An der Seite eines dreistöckigen Ziegelgebäudes entdeckte sie ein verblasstes Schild mit dem Namen des Kinderheims. Sie fasste neuen Mut, der jedoch sofort wieder schwand. Ein einschüchternder Eisenzaun mit einem geschlossenen Tor umgab das Gelände. Sie nahm ihren Schirm in die andere Hand und zog am Griff, aber das Tor ging nicht auf.
Ihr Blick fiel auf eine kurze Schnur, an deren Ende eine Glocke befestigt war. Sie zog daran. Als niemand kam, zog sie noch einmal an der Schnur, während sie unter ihrem tropfenden Schirm vor Kälte bibberte.
Schließlich kam ein alter Mann in einem Regenmantel auf sie zu.

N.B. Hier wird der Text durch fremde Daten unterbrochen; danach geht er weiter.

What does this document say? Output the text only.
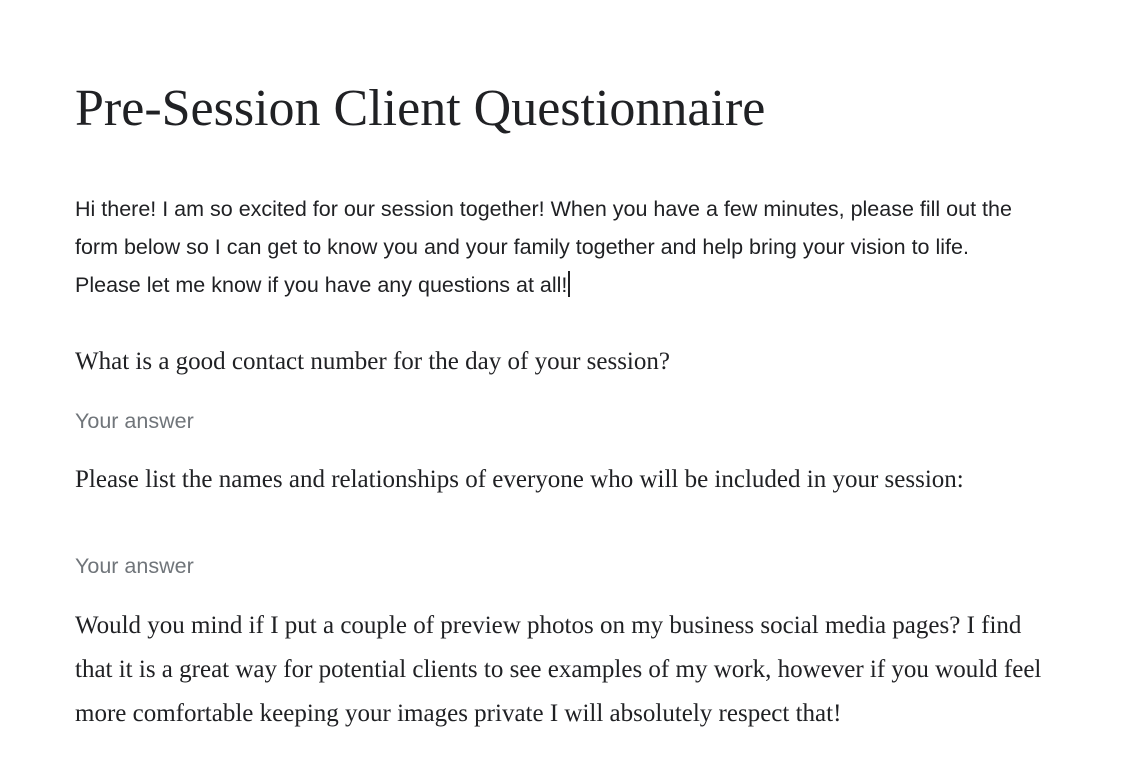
Pre-Session Client Questionnaire
Hi there! I am so excited for our session together! When you have a few minutes, please fill out the
form below so I can get to know you and your family together and help bring your vision to life.
Please let me know if you have any questions at all!

What is a good contact number for the day of your session?

Your answer

Please list the names and relationships of everyone who will be included in your session:

Your answer
Would you mind if I put a couple of preview photos on my business social media pages? I find
that it is a great way for potential clients to see examples of my work, however if you would feel
more comfortable keeping your images private I will absolutely respect that!
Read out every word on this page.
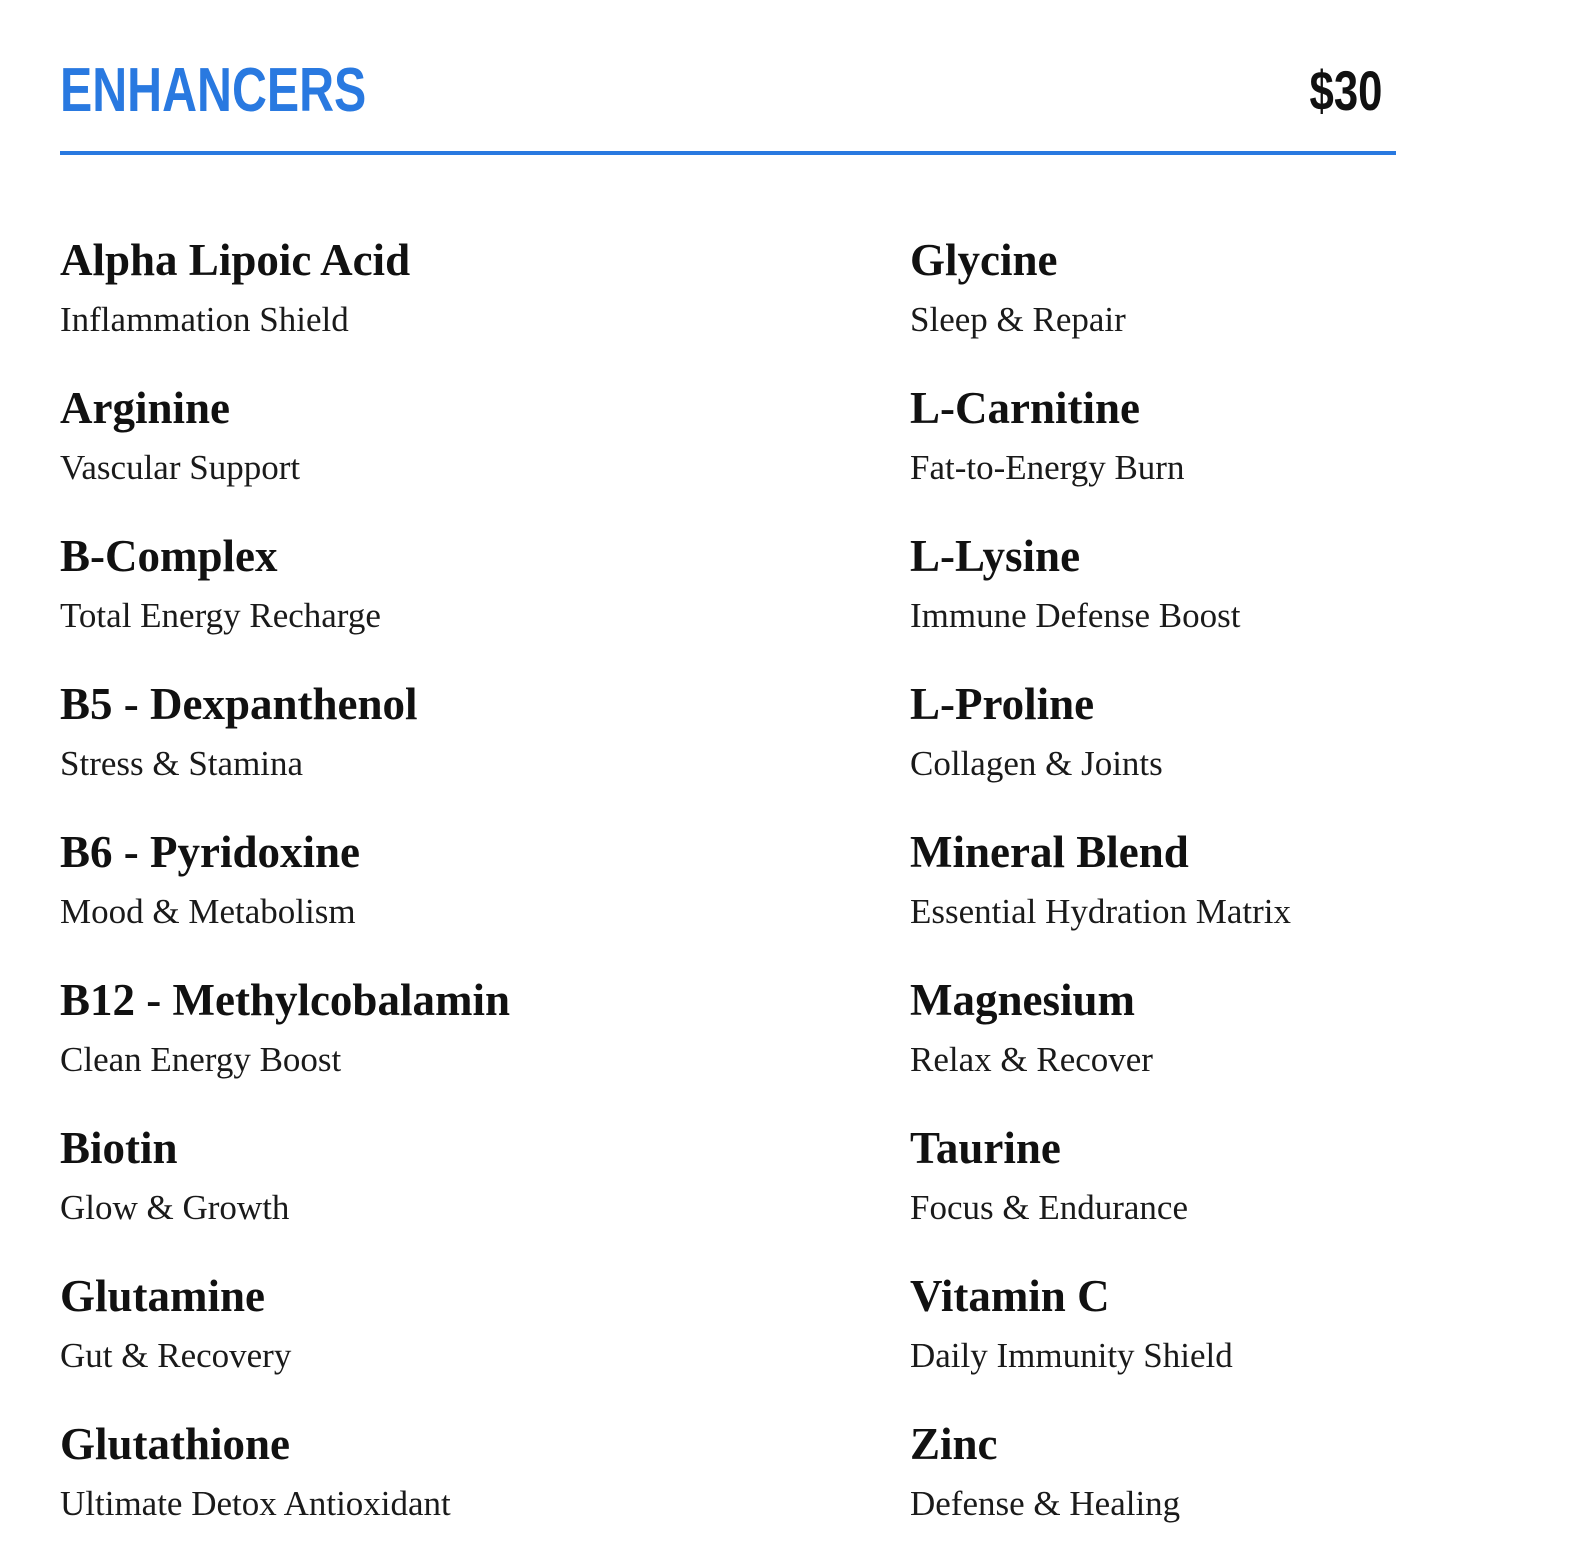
ENHANCERS	$30
Alpha Lipoic Acid
Inflammation Shield
Arginine
Vascular Support
B-Complex
Total Energy Recharge
B5 - Dexpanthenol
Stress & Stamina
B6 - Pyridoxine
Mood & Metabolism
B12 - Methylcobalamin
Clean Energy Boost
Biotin
Glow & Growth
Glutamine
Gut & Recovery
Glutathione
Ultimate Detox Antioxidant
Glycine
Sleep & Repair
L-Carnitine
Fat-to-Energy Burn
L-Lysine
Immune Defense Boost
L-Proline
Collagen & Joints
Mineral Blend
Essential Hydration Matrix
Magnesium
Relax & Recover
Taurine
Focus & Endurance
Vitamin C
Daily Immunity Shield
Zinc
Defense & Healing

Das Wasser in den Pfützen auf dem Schotterweg spritzte unter seinen Schritten auf. „Kann ich Ihnen helfen, Miss?“
„Ja, danke. Ich möchte meinen Bruder und meine Schwestern besuchen.“
Der Mann zog die Brauen hoch. Dann runzelte er leicht die Stirn und warf einen Blick über seine Schulter auf das Gebäude. „Das ist ein Mädchenheim. Ihre Schwestern sind vielleicht hier, aber Ihr Bruder müsste im Jungenheim sein. Es befindet sich gleich hinter dem Zaun und diesen Bäumen dort.“ Er deutete mit dem Kopf nach links. Bei dieser Bewegung tropfte der Regen von seiner Kappe und lief an seinem bärtigen Gesicht hinab.
Der Schmerz in Lauras Brust wurde noch größer. Sie hatten Garth von den Mädchen getrennt. Das musste sehr schmerzhaft sein, besonders für Katie, obwohl Grace ihren Bruder auch sehr gern hatte.
Sie hob den Blick und schaute den alten Mann an. „Dann würde ich gern meine Schwestern besuchen.“
Er nickte kurz und holte einen großen metallenen Schlüsselring aus seiner Tasche. Das Regenwasser tropfte von seiner Hand, während er den richtigen Schlüssel suchte. „Hier ist er.“ Er sperrte das Tor auf. Die Angeln quietschten laut, als er es aufzog. „Kommen Sie bitte mit.“
Sie folgte ihm über den Schotterweg und hatte Mühe, den Pfützen auszuweichen. Dann stieg sie die Steinstufen hinauf, die zu der großen Holztür führten.
„Wenn Sie hier klopfen, kommt jemand und lässt Sie hinein.“ Er stieg die Stufen wieder hinab, doch dann blieb er noch einmal stehen und drehte sich zu ihr um. „Ich wünsche Ihnen alles Gute. Noch einen schönen Tag, Miss.“ Dann drehte er sich um und marschierte auf dem Schotterweg davon.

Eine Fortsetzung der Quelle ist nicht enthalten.